Providers, health plans and trade groups are calling on HHS agencies to slow down a push to put health data in patients' hands via third-party apps, citing privacy and implementation concerns.
Patient-facing apps are a key component of the CMS and the Office of the National Coordinator for Health Information Technology's companion interoperability and information-blocking proposals released in February. The rules outline how regulators will require insurers and providers to share medical data with patients. That could include using application programming interfaces that connect electronic health record systems with third-party apps.
Despite the ONC's efforts, privacy is still a core concern for the healthcare industry.
In comments to the CMS, Allina Health in Minneapolis suggested the agency create a certification program for APIs to reduce providers' potential liability and burden when they contract with app developers.

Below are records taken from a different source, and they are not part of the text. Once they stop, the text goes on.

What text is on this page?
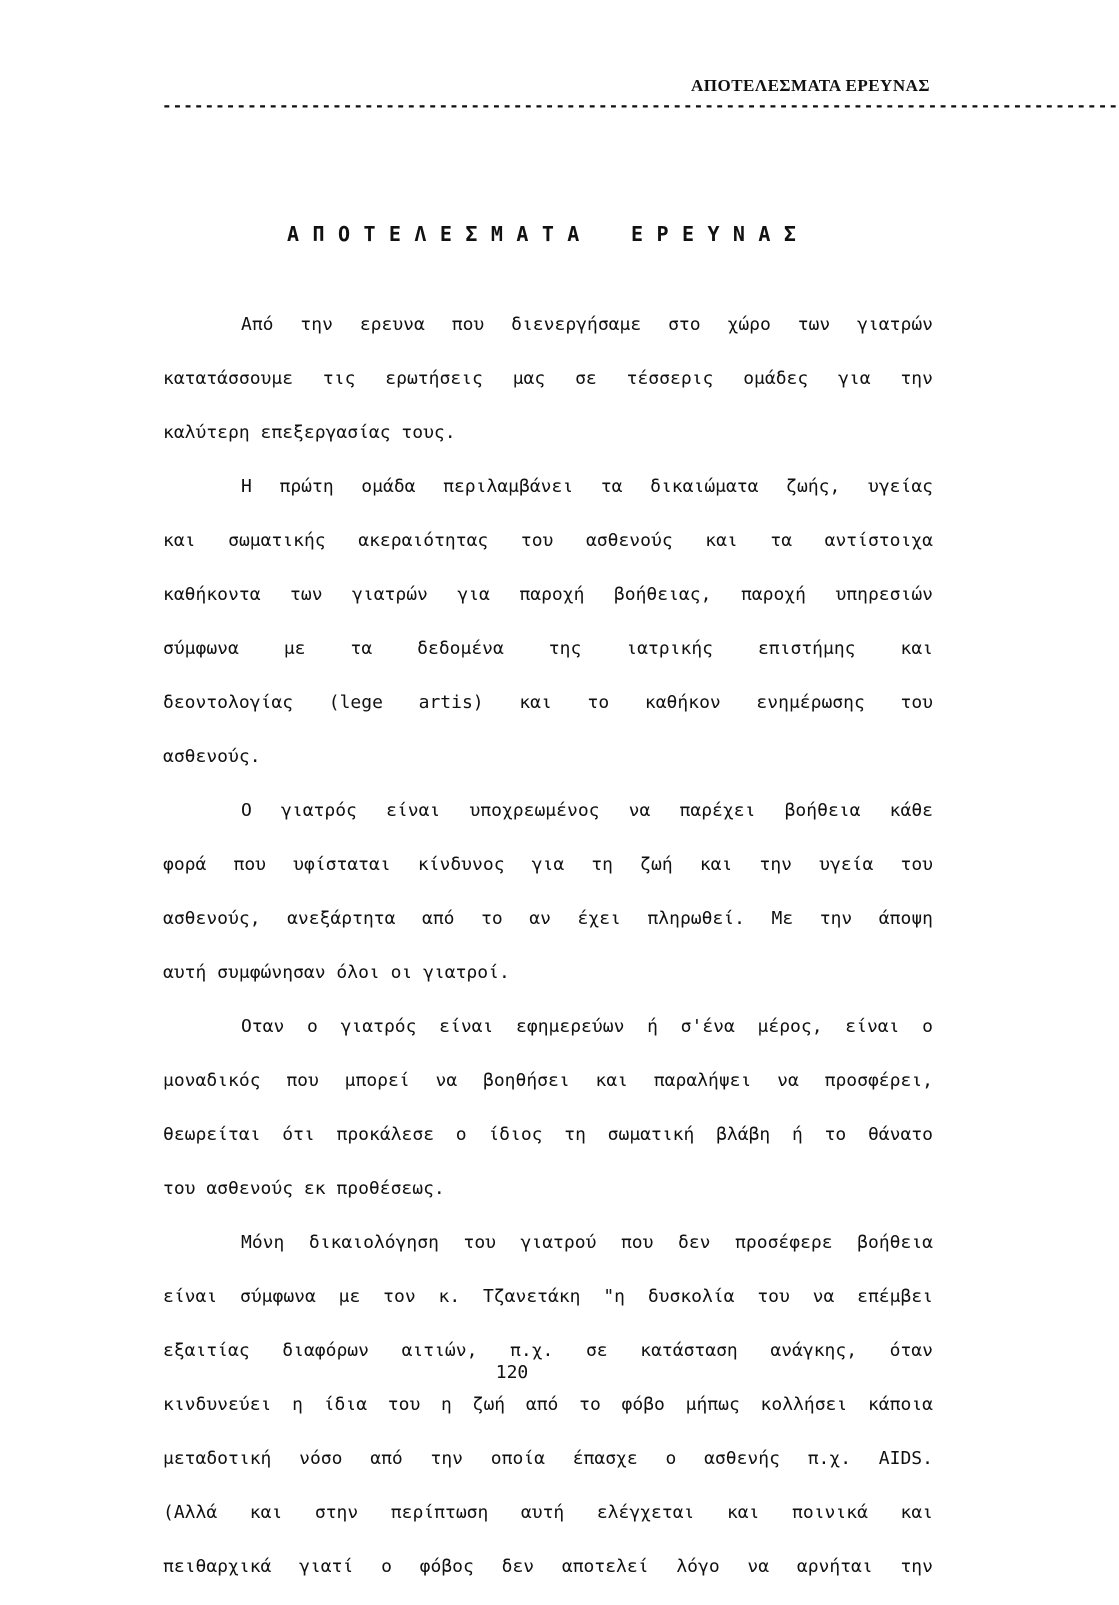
ΑΠΟΤΕΛΕΣΜΑΤΑ ΕΡΕΥΝΑΣ
------------------------------------------------------------------------------------------
Α Π Ο Τ Ε Λ Ε Σ Μ Α Τ Α    Ε Ρ Ε Υ Ν Α Σ
Από την ερευνα που διενεργήσαμε στο χώρο των γιατρών
κατατάσσουμε τις ερωτήσεις μας σε τέσσερις ομάδες για την
καλύτερη επεξεργασίας τους.
Η πρώτη ομάδα περιλαμβάνει τα δικαιώματα ζωής, υγείας
και σωματικής ακεραιότητας του ασθενούς και τα αντίστοιχα
καθήκοντα των γιατρών για παροχή βοήθειας, παροχή υπηρεσιών
σύμφωνα με τα δεδομένα της ιατρικής επιστήμης και
δεοντολογίας (lege artis) και το καθήκον ενημέρωσης του
ασθενούς.
Ο γιατρός είναι υποχρεωμένος να παρέχει βοήθεια κάθε
φορά που υφίσταται κίνδυνος για τη ζωή και την υγεία του
ασθενούς, ανεξάρτητα από το αν έχει πληρωθεί. Με την άποψη
αυτή συμφώνησαν όλοι οι γιατροί.
Οταν ο γιατρός είναι εφημερεύων ή σ'ένα μέρος, είναι ο
μοναδικός που μπορεί να βοηθήσει και παραλήψει να προσφέρει,
θεωρείται ότι προκάλεσε ο ίδιος τη σωματική βλάβη ή το θάνατο
του ασθενούς εκ προθέσεως.
Μόνη δικαιολόγηση του γιατρού που δεν προσέφερε βοήθεια
είναι σύμφωνα με τον κ. Τζανετάκη "η δυσκολία του να επέμβει
εξαιτίας διαφόρων αιτιών, π.χ. σε κατάσταση ανάγκης, όταν
κινδυνεύει η ίδια του η ζωή από το φόβο μήπως κολλήσει κάποια
μεταδοτική νόσο από την οποία έπασχε ο ασθενής π.χ. AIDS.
(Αλλά και στην περίπτωση αυτή ελέγχεται και ποινικά και
πειθαρχικά γιατί ο φόβος δεν αποτελεί λόγο να αρνήται την
120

It also recommended the CMS establish a safe harbor for providers sharing patient data through an API.
The American Hospital Association went a step further in a letter to the ONC, questioning whether encouraging patients to use tools not governed by HIPAA would lead patients to unintentionally cede control of their health data.

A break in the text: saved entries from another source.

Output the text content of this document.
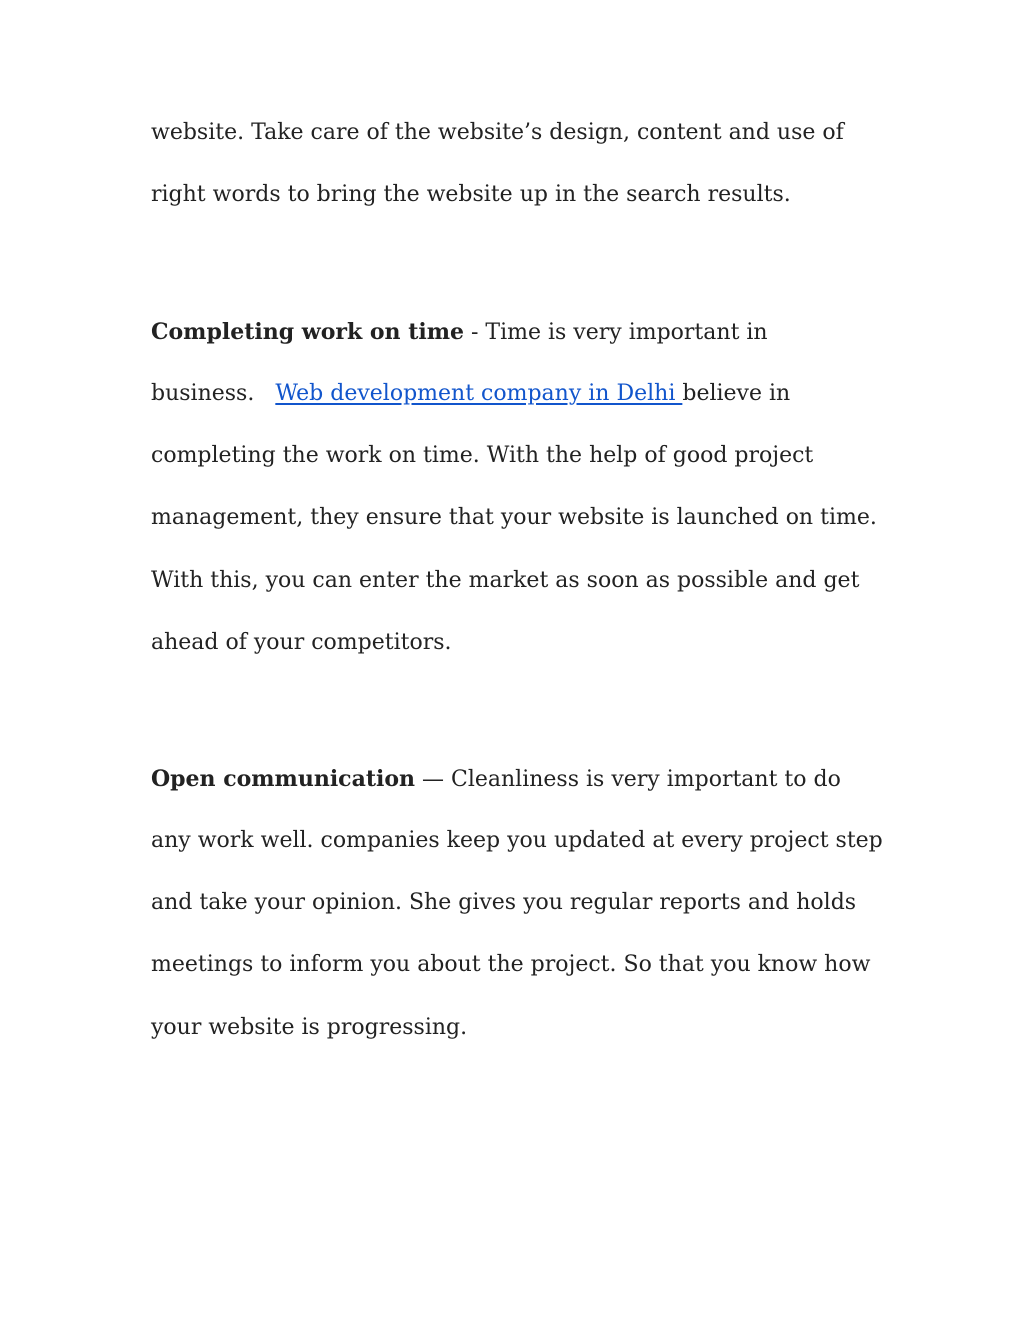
website. Take care of the website’s design, content and use of
right words to bring the website up in the search results.
Completing work on time - Time is very important in
business.   Web development company in Delhi believe in
completing the work on time. With the help of good project
management, they ensure that your website is launched on time.
With this, you can enter the market as soon as possible and get
ahead of your competitors.
Open communication — Cleanliness is very important to do
any work well. companies keep you updated at every project step
and take your opinion. She gives you regular reports and holds
meetings to inform you about the project. So that you know how
your website is progressing.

A third-party app that's not held to the same privacy standards as healthcare providers might be able to use health data in ways patients are not aware of, such as by monetizing it or use it to target advertisements, the association said.

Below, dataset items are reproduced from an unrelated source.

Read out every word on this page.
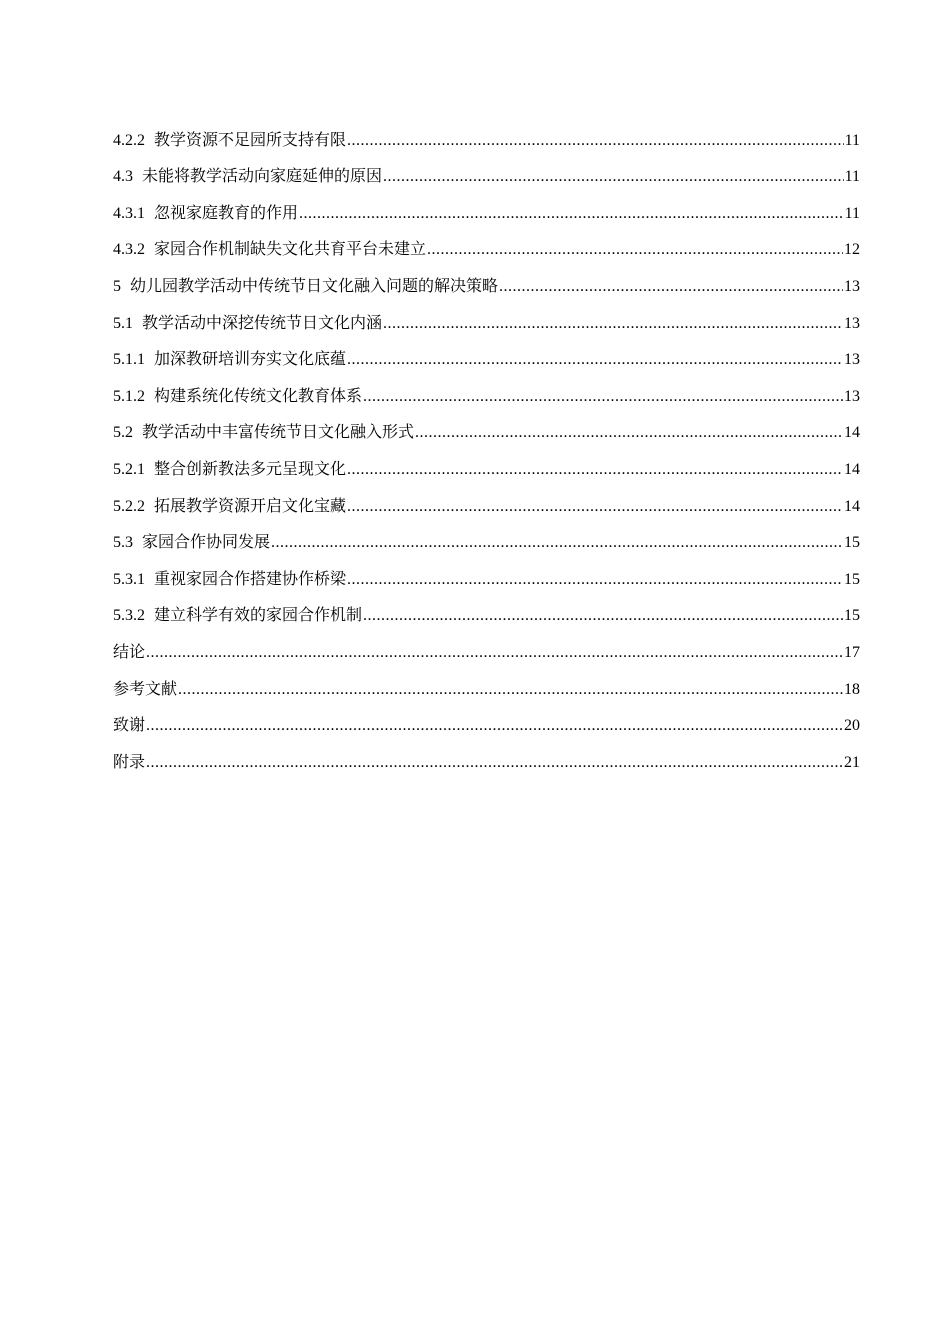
4.2.2 教学资源不足园所支持有限 .....	11
4.3 未能将教学活动向家庭延伸的原因 .....	11
4.3.1 忽视家庭教育的作用 .....	11
4.3.2 家园合作机制缺失文化共育平台未建立 .....	12
5 幼儿园教学活动中传统节日文化融入问题的解决策略 .....	13
5.1 教学活动中深挖传统节日文化内涵 .....	13
5.1.1 加深教研培训夯实文化底蕴 .....	13
5.1.2 构建系统化传统文化教育体系 .....	13
5.2 教学活动中丰富传统节日文化融入形式 .....	14
5.2.1 整合创新教法多元呈现文化 .....	14
5.2.2 拓展教学资源开启文化宝藏 .....	14
5.3 家园合作协同发展 .....	15
5.3.1 重视家园合作搭建协作桥梁 .....	15
5.3.2 建立科学有效的家园合作机制 .....	15
结论 .....	17
参考文献 .....	18
致谢 .....	20
附录 .....	21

HHS in April extended the public comment periods for both rules to June 3, a 30-day extension from the original deadline. At the time, ONC chief Dr. Don Rucker said that was largely due to confusion over whether providers could be held responsible for patients' health data use.
Under the ONC's rule, Rucker said patients would be able to decide what types of third-party apps to use to access their health data. And once a patient decides to share their protected health information with an app, the provider is not liable for subsequent use or disclosure of this data—so long as the app developer is not a business associate of the group.
Dr. Barbara L. McAneny, the American Medical Association's president, said the ONC's proposed rule could lead to patient information being shared with third parties in ways the patient didn't expect.
To address this gap in privacy protections, the AMA suggested the ONC should ask API technology suppliers to abide by specific privacy and industry guidelines, such as the Federal Trade Commission's best practices for mobile health app developers.
Developing a privacy framework that goes hand-in-hand with the proposed rules would also help to address patient privacy concerns, six former ONC chiefs wrote in a joint comment to the agencies. They suggested the CMS and the ONC work with the private sector to create a companion framework that protects patient privacy and ensures patients understand how their data is being used.
Still, the six authors offered "enthusiastic support for the proposed rules," and called the CMS' plan to expand APIs to health plans "game-changing." That's why the former national coordinators emphasized the agencies should implement the proposed rules "as quickly as possible," while designing the framework in parallel.
But not everyone agreed with this call to action and many healthcare groups called on the agencies to publish interim rules and push back implementation timelines.
Healthcare groups were particularly concerned about the timeline for payers to begin using APIs. Under the CMS' rule, payers would begin offering patients access to claims and other data via APIs beginning in 2020.
Spectrum Health in Grand Rapids, Mich., urged the CMS to delay this mandate by several years to give payers more time to meet the requirements, arguing that providers had multiple years to implement and comply with data-sharing standards under the Medicare and Medicaid EHR Incentive Programs, now dubbed Promoting Interoperability.
"CMS must work with effected stakeholders to ensure that appropriate guardrails are in place to prevent unintended consequences for how public and private health plan data is accessed, shared and acted upon," Spectrum Health wrote in its comments.
United Health and the not-for-profit Sequoia Project also requested delays of 12 to 18 months at least.
The Alliance of Community Health Plans suggested the CMS issue an interim final rule to clarify what data payers will be required to share with patients via APIs and how the mandate will be enforced. The trade group also requested at least 18 months from the final rule's publication to prepare for compliance.
"For payers, significant resources will be necessary to collect data from numerous sources and conform them into a data set that could supply an API," ACHP wrote, noting payers tend to have data spread across multiple payer platforms and provider systems. "Constructing these APIs is a non-trivial undertaking."